Perhaps not surprisingly given the current debate surrounding the IPAB, liberal intellectual elitism along these lines has surged in recent weeks:

  • The White House’s defense of the IPAB talked about the “experts” who would make decisions on controlling costs in Medicare – and then claimed that “experts” agreed the IPAB was a positive tool for doing so.  (It’s entirely possible that the same “experts” praising the IPAB would be the same “experts” serving on it – meaning the arguments in the post could be viewed as the sound of one hand clapping.)
  • Krugman’s column also talked about a board of “experts” who would be charged with “saying no” to patient treatments – because patients are too feeble-minded to serve as consumers themselves.
  • The Post’s Ezra Klein asserted that “Patients don’t know enough…to say ‘no’ to what a doctor says they need” and argued one of the only ways to reduce costs was to create “systems where doctors and providers have to negotiate with the government” – because a bureaucracy can do a better job of controlling costs (through arbitrary price controls).
  • Former Speaker Pelosi claimed in a speech that “elections shouldn’t matter as much as they do.”

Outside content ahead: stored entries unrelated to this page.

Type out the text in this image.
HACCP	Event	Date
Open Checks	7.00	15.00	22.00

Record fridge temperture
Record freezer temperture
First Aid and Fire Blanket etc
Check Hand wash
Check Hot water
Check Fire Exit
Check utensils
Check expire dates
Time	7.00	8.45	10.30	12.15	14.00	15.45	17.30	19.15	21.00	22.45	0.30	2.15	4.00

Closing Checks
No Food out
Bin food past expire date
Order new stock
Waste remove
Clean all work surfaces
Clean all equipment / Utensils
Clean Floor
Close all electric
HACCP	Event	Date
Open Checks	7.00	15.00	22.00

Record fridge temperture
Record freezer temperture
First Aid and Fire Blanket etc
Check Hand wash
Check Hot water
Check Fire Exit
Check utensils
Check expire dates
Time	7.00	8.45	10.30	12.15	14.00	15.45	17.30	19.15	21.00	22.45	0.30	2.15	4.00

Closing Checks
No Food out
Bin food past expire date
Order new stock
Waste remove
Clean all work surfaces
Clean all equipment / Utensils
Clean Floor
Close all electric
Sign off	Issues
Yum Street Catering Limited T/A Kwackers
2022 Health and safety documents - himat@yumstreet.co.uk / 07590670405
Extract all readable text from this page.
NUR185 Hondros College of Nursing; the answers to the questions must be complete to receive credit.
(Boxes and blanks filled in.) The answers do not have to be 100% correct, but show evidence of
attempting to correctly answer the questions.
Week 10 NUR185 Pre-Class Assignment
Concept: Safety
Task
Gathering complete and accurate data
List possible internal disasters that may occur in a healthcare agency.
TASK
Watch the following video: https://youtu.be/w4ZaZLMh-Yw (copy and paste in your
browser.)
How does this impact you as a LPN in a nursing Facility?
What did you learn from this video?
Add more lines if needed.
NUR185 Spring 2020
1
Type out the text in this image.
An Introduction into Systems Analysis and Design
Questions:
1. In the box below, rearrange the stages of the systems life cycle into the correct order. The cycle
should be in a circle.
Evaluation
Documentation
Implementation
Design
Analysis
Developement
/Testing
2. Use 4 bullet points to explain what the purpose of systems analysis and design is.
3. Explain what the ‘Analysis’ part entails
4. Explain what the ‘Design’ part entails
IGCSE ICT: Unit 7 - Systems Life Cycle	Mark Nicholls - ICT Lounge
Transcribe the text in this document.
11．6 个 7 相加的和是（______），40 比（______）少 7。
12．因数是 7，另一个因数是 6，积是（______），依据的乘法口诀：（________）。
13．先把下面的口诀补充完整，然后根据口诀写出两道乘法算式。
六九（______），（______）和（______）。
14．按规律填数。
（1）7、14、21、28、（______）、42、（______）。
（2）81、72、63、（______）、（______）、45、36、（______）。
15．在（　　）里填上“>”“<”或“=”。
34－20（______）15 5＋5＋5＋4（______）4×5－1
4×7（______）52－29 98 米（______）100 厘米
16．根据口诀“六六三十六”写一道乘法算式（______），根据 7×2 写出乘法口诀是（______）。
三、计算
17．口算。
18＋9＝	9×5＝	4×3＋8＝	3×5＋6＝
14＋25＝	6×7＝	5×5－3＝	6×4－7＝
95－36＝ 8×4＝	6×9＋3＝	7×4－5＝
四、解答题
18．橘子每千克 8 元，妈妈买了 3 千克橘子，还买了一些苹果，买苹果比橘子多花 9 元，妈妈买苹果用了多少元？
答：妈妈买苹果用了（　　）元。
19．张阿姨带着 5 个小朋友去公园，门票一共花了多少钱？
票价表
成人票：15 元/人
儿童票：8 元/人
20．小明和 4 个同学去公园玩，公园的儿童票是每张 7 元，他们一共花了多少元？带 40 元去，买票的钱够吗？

With entitlement reform at the center of a national debate, one of the central questions of the next two years is whether the American people want an “imperial” board of unelected but “expert” bureaucrats making their health care choices – or whether they want to preserve the power to make those decisions themselves.  The Great Communicator said it best:

This is the issue of this election: whether we believe in our capacity for self-government or whether we abandon the American revolution and confess that a little intellectual elite in a far-distant capitol can plan our lives for us better than we can plan them ourselves.